Previous findings from the Fuchs lab indicated that pre-cancerous skin stem cells become addicted to serine circulating in the body, and that these cells can be prevented from turning fully cancerous by restricting serine in the diet. These findings demonstrated that the metabolite is a key regulator of tumor formation and inspired trials to implement serine-free diets as cancer treatments. But no one understood how dietary serine deprivation would affect normal tissue functioning. So Novak focused on this amino acid for his studies.

Findings
The team subjected the hair follicle stem cells to a series of metabolic stress tests by either depriving them of serine in their diet or using genetic tricks in mice to selectively prevent hair follicle stem cells from making serine. They found that serine is in direct and constant communication with the ISR, a trigger activated when tissue conditions go off balance. When the serine tank is low, HFSCs tune down hair growth, which requires substantial energy.

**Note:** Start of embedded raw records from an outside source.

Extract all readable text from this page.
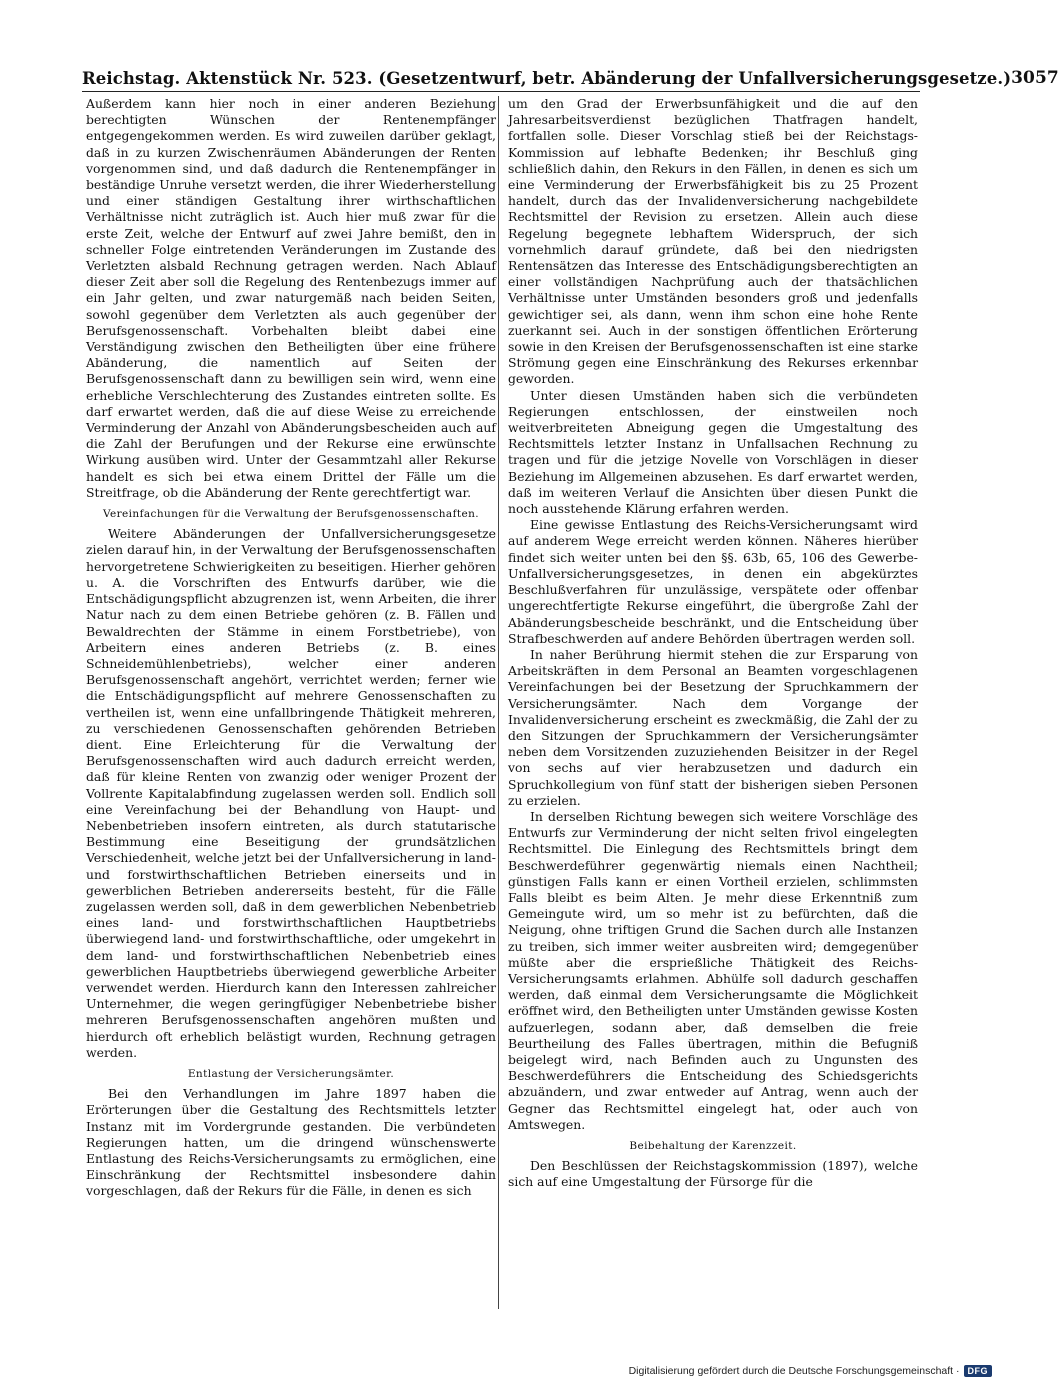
Reichstag. Aktenstück Nr. 523. (Gesetzentwurf, betr. Abänderung der Unfallversicherungsgesetze.) 3057

Außerdem kann hier noch in einer anderen Beziehung berechtigten Wünschen der Rentenempfänger entgegengekommen werden. Es wird zuweilen darüber geklagt, daß in zu kurzen Zwischenräumen Abänderungen der Renten vorgenommen sind, und daß dadurch die Rentenempfänger in beständige Unruhe versetzt werden, die ihrer Wiederherstellung und einer ständigen Gestaltung ihrer wirthschaftlichen Verhältnisse nicht zuträglich ist. Auch hier muß zwar für die erste Zeit, welche der Entwurf auf zwei Jahre bemißt, den in schneller Folge eintretenden Veränderungen im Zustande des Verletzten alsbald Rechnung getragen werden. Nach Ablauf dieser Zeit aber soll die Regelung des Rentenbezugs immer auf ein Jahr gelten, und zwar naturgemäß nach beiden Seiten, sowohl gegenüber dem Verletzten als auch gegenüber der Berufsgenossenschaft. Vorbehalten bleibt dabei eine Verständigung zwischen den Betheiligten über eine frühere Abänderung, die namentlich auf Seiten der Berufsgenossenschaft dann zu bewilligen sein wird, wenn eine erhebliche Verschlechterung des Zustandes eintreten sollte. Es darf erwartet werden, daß die auf diese Weise zu erreichende Verminderung der Anzahl von Abänderungsbescheiden auch auf die Zahl der Berufungen und der Rekurse eine erwünschte Wirkung ausüben wird. Unter der Gesammtzahl aller Rekurse handelt es sich bei etwa einem Drittel der Fälle um die Streitfrage, ob die Abänderung der Rente gerechtfertigt war.

Vereinfachungen für die Verwaltung der Berufsgenossenschaften.

Weitere Abänderungen der Unfallversicherungsgesetze zielen darauf hin, in der Verwaltung der Berufsgenossenschaften hervorgetretene Schwierigkeiten zu beseitigen. Hierher gehören u. A. die Vorschriften des Entwurfs darüber, wie die Entschädigungspflicht abzugrenzen ist, wenn Arbeiten, die ihrer Natur nach zu dem einen Betriebe gehören (z. B. Fällen und Bewaldrechten der Stämme in einem Forstbetriebe), von Arbeitern eines anderen Betriebs (z. B. eines Schneidemühlenbetriebs), welcher einer anderen Berufsgenossenschaft angehört, verrichtet werden; ferner wie die Entschädigungspflicht auf mehrere Genossenschaften zu vertheilen ist, wenn eine unfallbringende Thätigkeit mehreren, zu verschiedenen Genossenschaften gehörenden Betrieben dient. Eine Erleichterung für die Verwaltung der Berufsgenossenschaften wird auch dadurch erreicht werden, daß für kleine Renten von zwanzig oder weniger Prozent der Vollrente Kapitalabfindung zugelassen werden soll. Endlich soll eine Vereinfachung bei der Behandlung von Haupt- und Nebenbetrieben insofern eintreten, als durch statutarische Bestimmung eine Beseitigung der grundsätzlichen Verschiedenheit, welche jetzt bei der Unfallversicherung in land- und forstwirthschaftlichen Betrieben einerseits und in gewerblichen Betrieben andererseits besteht, für die Fälle zugelassen werden soll, daß in dem gewerblichen Nebenbetrieb eines land- und forstwirthschaftlichen Hauptbetriebs überwiegend land- und forstwirthschaftliche, oder umgekehrt in dem land- und forstwirthschaftlichen Nebenbetrieb eines gewerblichen Hauptbetriebs überwiegend gewerbliche Arbeiter verwendet werden. Hierdurch kann den Interessen zahlreicher Unternehmer, die wegen geringfügiger Nebenbetriebe bisher mehreren Berufsgenossenschaften angehören mußten und hierdurch oft erheblich belästigt wurden, Rechnung getragen werden.

Entlastung der Versicherungsämter.

Bei den Verhandlungen im Jahre 1897 haben die Erörterungen über die Gestaltung des Rechtsmittels letzter Instanz mit im Vordergrunde gestanden. Die verbündeten Regierungen hatten, um die dringend wünschenswerte Entlastung des Reichs-Versicherungsamts zu ermöglichen, eine Einschränkung der Rechtsmittel insbesondere dahin vorgeschlagen, daß der Rekurs für die Fälle, in denen es sich

um den Grad der Erwerbsunfähigkeit und die auf den Jahresarbeitsverdienst bezüglichen Thatfragen handelt, fortfallen solle. Dieser Vorschlag stieß bei der Reichstags-Kommission auf lebhafte Bedenken; ihr Beschluß ging schließlich dahin, den Rekurs in den Fällen, in denen es sich um eine Verminderung der Erwerbsfähigkeit bis zu 25 Prozent handelt, durch das der Invalidenversicherung nachgebildete Rechtsmittel der Revision zu ersetzen. Allein auch diese Regelung begegnete lebhaftem Widerspruch, der sich vornehmlich darauf gründete, daß bei den niedrigsten Rentensätzen das Interesse des Entschädigungsberechtigten an einer vollständigen Nachprüfung auch der thatsächlichen Verhältnisse unter Umständen besonders groß und jedenfalls gewichtiger sei, als dann, wenn ihm schon eine hohe Rente zuerkannt sei. Auch in der sonstigen öffentlichen Erörterung sowie in den Kreisen der Berufsgenossenschaften ist eine starke Strömung gegen eine Einschränkung des Rekurses erkennbar geworden.

Unter diesen Umständen haben sich die verbündeten Regierungen entschlossen, der einstweilen noch weitverbreiteten Abneigung gegen die Umgestaltung des Rechtsmittels letzter Instanz in Unfallsachen Rechnung zu tragen und für die jetzige Novelle von Vorschlägen in dieser Beziehung im Allgemeinen abzusehen. Es darf erwartet werden, daß im weiteren Verlauf die Ansichten über diesen Punkt die noch ausstehende Klärung erfahren werden.

Eine gewisse Entlastung des Reichs-Versicherungsamt wird auf anderem Wege erreicht werden können. Näheres hierüber findet sich weiter unten bei den §§. 63b, 65, 106 des Gewerbe-Unfallversicherungsgesetzes, in denen ein abgekürztes Beschlußverfahren für unzulässige, verspätete oder offenbar ungerechtfertigte Rekurse eingeführt, die übergroße Zahl der Abänderungsbescheide beschränkt, und die Entscheidung über Strafbeschwerden auf andere Behörden übertragen werden soll.

In naher Berührung hiermit stehen die zur Ersparung von Arbeitskräften in dem Personal an Beamten vorgeschlagenen Vereinfachungen bei der Besetzung der Spruchkammern der Versicherungsämter. Nach dem Vorgange der Invalidenversicherung erscheint es zweckmäßig, die Zahl der zu den Sitzungen der Spruchkammern der Versicherungsämter neben dem Vorsitzenden zuzuziehenden Beisitzer in der Regel von sechs auf vier herabzusetzen und dadurch ein Spruchkollegium von fünf statt der bisherigen sieben Personen zu erzielen.

In derselben Richtung bewegen sich weitere Vorschläge des Entwurfs zur Verminderung der nicht selten frivol eingelegten Rechtsmittel. Die Einlegung des Rechtsmittels bringt dem Beschwerdeführer gegenwärtig niemals einen Nachtheil; günstigen Falls kann er einen Vortheil erzielen, schlimmsten Falls bleibt es beim Alten. Je mehr diese Erkenntniß zum Gemeingute wird, um so mehr ist zu befürchten, daß die Neigung, ohne triftigen Grund die Sachen durch alle Instanzen zu treiben, sich immer weiter ausbreiten wird; demgegenüber müßte aber die ersprießliche Thätigkeit des Reichs-Versicherungsamts erlahmen. Abhülfe soll dadurch geschaffen werden, daß einmal dem Versicherungsamte die Möglichkeit eröffnet wird, den Betheiligten unter Umständen gewisse Kosten aufzuerlegen, sodann aber, daß demselben die freie Beurtheilung des Falles übertragen, mithin die Befugniß beigelegt wird, nach Befinden auch zu Ungunsten des Beschwerdeführers die Entscheidung des Schiedsgerichts abzuändern, und zwar entweder auf Antrag, wenn auch der Gegner das Rechtsmittel eingelegt hat, oder auch von Amtswegen.

Beibehaltung der Karenzzeit.

Den Beschlüssen der Reichstagskommission (1897), welche sich auf eine Umgestaltung der Fürsorge für die

Digitalisierung gefördert durch die Deutsche Forschungsgemeinschaft · DFG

Turning to another stress challenge, the team then focused on wound repair. They discovered that the ISR also activates in HFSCs after injury. Moreover, when mice experience both serine deficiency and injury, the pendulum swings even further, suppressing hair regeneration and favoring wound repair. In this way, the ISR measures overall tissue stress levels and prioritizes regenerative tasks accordingly.

“No one likes to lose hair, but when it comes down to survival in stressful times, repairing the epidermis takes precedence,” says Fuchs. “A missing patch of hair isn’t a threat to an animal, but an unhealed wound is.”

A matter of fate
It was clear that low levels of serine had a significant impact on stem cell fate and behavior. But what about the opposite? Could a large dose of serine supercharge hair growth, for example?

Unfortunately for anyone who suffers from hair loss, it turns out that the body tightly regulates the amount of serine in circulation. When Novak fed mice six times the amount of serine than normal, their serine levels only rose 50%.

“However, we did see that if we prevented a stem cell from making its own serine and replenished its losses through a high-serine diet, we were able to partially rescue hair regeneration,” Novak adds.

Next on the horizon is exploring the potential to speed up wound healing through reducing dietary serine or via medications that affect serine levels or ISR activity. The team also wants to test other amino acids to find out whether serine is unique in its influence. “Overall, the ability of stem cells to make cell fate decisions based upon the levels of stress they experience is likely to have broad implications for how tissues optimize their regenerative capacities in times where resources are scarce,” says Fuchs.